Apropos of nothing, the Nefertari range of Lush-style hand-made cosmetics that we have here in Egypt is, whilst horribly expensive and fairly limited, bloody lovely. I've got the MOST magnificently decadent vanilla body cream... words really don't begin to do justice. It's pornographic in its lusciousness. And the orange and vanilla body splash makes me smell like Terry's Chocolate Orange...
Ahem.
t /easily distracted.
Say, vw, is it too late for me to contribute to your research?
(still giggling at Erika's evocation of the UK laying-on-of-hands.)
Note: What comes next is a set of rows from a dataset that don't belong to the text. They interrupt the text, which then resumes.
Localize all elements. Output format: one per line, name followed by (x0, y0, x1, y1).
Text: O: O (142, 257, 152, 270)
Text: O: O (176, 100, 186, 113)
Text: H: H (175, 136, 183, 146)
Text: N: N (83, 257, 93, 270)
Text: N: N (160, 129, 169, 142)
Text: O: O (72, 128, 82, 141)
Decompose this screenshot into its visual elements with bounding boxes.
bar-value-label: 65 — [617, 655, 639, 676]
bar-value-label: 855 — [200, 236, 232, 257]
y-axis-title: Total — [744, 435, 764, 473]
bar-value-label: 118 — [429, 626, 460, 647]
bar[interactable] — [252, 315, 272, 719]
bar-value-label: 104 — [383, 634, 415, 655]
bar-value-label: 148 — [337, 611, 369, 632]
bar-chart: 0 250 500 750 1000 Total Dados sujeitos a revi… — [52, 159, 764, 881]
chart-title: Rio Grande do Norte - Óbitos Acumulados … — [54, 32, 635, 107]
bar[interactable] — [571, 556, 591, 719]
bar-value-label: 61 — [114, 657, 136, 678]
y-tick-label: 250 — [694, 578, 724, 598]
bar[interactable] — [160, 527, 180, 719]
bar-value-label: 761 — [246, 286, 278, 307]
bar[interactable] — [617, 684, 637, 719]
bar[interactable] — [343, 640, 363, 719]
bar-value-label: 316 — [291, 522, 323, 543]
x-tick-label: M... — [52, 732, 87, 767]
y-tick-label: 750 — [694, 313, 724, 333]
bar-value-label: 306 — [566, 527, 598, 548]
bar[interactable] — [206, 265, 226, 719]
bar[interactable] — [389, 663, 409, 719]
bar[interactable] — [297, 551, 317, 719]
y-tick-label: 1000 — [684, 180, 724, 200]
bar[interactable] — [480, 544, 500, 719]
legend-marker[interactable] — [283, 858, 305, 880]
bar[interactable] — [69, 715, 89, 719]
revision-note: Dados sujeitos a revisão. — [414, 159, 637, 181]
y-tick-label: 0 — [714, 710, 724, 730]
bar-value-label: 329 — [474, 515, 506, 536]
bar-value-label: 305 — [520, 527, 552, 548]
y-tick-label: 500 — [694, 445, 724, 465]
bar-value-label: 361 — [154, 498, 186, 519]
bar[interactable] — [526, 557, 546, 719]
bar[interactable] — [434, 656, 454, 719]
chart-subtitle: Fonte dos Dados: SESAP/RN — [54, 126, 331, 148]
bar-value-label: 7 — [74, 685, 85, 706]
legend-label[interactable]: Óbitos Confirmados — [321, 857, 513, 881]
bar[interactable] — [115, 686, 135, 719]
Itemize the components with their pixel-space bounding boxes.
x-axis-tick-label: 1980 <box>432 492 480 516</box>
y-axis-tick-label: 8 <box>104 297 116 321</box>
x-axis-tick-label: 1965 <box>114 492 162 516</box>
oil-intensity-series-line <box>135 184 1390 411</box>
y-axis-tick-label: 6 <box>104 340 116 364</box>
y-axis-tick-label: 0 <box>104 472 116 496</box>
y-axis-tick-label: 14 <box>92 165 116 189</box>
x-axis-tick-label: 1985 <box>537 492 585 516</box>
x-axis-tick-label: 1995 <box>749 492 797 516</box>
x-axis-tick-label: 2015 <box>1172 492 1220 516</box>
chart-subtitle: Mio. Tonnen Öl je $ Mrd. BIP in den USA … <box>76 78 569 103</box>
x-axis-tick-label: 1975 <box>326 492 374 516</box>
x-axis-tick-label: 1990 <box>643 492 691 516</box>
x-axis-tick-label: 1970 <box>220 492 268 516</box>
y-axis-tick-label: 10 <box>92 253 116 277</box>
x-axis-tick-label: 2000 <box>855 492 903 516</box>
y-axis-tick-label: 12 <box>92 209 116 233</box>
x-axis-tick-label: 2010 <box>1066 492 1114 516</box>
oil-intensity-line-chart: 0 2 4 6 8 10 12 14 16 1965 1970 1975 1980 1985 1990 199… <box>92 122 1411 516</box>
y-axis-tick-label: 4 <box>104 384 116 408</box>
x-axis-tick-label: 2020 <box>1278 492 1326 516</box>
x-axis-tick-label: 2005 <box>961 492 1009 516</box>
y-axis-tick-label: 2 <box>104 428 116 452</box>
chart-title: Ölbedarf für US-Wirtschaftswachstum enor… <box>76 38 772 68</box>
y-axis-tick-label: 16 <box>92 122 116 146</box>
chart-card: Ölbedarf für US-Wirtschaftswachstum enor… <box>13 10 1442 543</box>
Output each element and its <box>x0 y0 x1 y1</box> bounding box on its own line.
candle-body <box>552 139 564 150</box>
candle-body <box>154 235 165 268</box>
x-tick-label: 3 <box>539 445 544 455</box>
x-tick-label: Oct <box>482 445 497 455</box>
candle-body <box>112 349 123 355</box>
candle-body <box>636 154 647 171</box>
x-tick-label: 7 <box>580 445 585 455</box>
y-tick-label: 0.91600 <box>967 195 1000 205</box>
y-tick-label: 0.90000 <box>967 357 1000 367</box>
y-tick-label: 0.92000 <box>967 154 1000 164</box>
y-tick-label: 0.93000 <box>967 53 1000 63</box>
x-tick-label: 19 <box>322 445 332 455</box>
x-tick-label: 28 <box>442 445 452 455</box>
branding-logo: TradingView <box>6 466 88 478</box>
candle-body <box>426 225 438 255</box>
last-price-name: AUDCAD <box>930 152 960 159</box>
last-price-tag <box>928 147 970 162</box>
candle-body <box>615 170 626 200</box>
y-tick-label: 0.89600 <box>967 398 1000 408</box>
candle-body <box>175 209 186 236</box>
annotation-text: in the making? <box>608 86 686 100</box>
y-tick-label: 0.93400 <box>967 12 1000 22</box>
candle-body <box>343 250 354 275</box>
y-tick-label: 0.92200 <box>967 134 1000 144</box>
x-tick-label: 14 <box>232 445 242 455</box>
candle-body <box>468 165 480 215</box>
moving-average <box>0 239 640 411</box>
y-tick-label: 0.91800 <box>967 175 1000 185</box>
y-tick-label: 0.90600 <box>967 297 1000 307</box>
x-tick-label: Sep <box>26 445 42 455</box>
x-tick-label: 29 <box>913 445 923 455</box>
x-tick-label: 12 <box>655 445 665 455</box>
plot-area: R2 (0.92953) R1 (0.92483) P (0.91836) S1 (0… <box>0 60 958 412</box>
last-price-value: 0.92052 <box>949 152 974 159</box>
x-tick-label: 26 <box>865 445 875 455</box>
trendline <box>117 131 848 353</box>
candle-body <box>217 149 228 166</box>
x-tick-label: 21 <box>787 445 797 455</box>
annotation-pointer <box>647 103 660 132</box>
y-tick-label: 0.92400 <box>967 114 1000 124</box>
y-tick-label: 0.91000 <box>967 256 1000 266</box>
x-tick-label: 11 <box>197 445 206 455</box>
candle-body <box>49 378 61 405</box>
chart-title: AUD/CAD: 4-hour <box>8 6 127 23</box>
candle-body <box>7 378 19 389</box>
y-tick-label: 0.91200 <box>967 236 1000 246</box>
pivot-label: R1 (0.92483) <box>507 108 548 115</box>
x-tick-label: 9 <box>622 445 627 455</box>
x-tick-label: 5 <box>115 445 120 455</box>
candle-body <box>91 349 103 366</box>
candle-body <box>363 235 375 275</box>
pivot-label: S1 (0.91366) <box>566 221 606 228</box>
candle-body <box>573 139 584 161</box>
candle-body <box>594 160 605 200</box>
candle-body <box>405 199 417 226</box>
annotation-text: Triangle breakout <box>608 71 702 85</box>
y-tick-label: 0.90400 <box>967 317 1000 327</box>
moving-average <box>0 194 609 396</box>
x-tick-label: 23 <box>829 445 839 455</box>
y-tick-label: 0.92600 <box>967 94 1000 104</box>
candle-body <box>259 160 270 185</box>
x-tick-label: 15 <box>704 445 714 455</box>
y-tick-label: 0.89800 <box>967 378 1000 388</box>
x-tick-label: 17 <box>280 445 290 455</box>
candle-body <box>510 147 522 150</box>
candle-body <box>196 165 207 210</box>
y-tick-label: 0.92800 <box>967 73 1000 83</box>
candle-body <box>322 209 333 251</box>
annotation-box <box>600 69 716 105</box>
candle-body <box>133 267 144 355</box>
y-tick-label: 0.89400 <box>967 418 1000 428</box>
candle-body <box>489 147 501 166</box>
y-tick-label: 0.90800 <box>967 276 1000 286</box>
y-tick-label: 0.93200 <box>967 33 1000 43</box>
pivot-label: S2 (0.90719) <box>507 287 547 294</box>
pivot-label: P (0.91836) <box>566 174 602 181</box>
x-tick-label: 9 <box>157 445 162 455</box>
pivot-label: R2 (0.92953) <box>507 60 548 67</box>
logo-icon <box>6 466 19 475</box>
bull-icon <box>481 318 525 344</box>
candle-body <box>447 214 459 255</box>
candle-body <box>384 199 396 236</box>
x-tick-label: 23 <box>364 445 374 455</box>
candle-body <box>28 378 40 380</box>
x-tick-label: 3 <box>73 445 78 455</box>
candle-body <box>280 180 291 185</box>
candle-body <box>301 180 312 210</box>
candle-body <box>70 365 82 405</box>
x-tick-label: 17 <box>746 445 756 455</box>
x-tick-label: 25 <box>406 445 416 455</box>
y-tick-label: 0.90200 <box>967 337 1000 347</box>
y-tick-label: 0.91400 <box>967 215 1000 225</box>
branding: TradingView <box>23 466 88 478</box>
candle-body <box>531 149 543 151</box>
I went to a church service at Maadi Community Church on Friday, because my friend was one of the Worship team, singing on stage and leading the congregation. Words do not begin to encompass how very odd and alien I found the whole experience. In the world of me, church attendance (which I recall dimly from my childhood membership of the Brownies) consisted of singing hymns and listening politely to some chap ramble on about being nice to one's neighbours, etc. This was all so very... American. It was happy clappy Praise Jesus kind of church-going, and while I know that this stuff happens in Britain too (my flatmate considers herself a Christian, and when she was in the UK she used to attend a happy clappy church. Which, to me, is sort of akin to finding out that someone's a Furry in terms of WTF-ness. Sorry, I know that may sound offensive - keep in mind that I'm closer to the Furry end of the spectrum than the church going end of the spectrum, what with the GVSP and all that wacky goodness) it still just felt very, very weird. And rather threatening - they have cell groups for intense worship and bible study, and they have an insidiously evangelical thing going on, where they're pretending to like people and finding common ground by inviting them over to secular events like fancy dinners or movie evenings, but secretly they have an agenda of trying to make these people see the light and love Jesus.
This rather did my head in - I was on board for all the song-singing, and the doing-good-deeds-without-any-agenda, and the loving God, but I really, really don't subscribe to Trinitarian doctrine one little bit. Which made the service a very mixed bag for me. Must have been even odder for my friend N, though, who's a devout Muslim New Yorker of Egyptian extraction (and a real Bitch at heart, bless her - I hope she finishes her book and publishes it, because I really think that America needs a My Big Fat Greek Wedding-style insight into the normalness of Muslim American life, narrated in engaging Sex-In-The-City style, by a roguishly charming and whip-smart Good Girl who appreciates the hell out of a pretty blue-eyed guy and has a heart as big as the Sahara.
Er. I did have a point somewhere, but I seem to have lost it. Er. Anyway, Britain=Pretty Damn Secular, in my experience, and this whole Church-going thing was pretty close to being as much of a Walk on the Wild Side as any trip to a mosque would have been.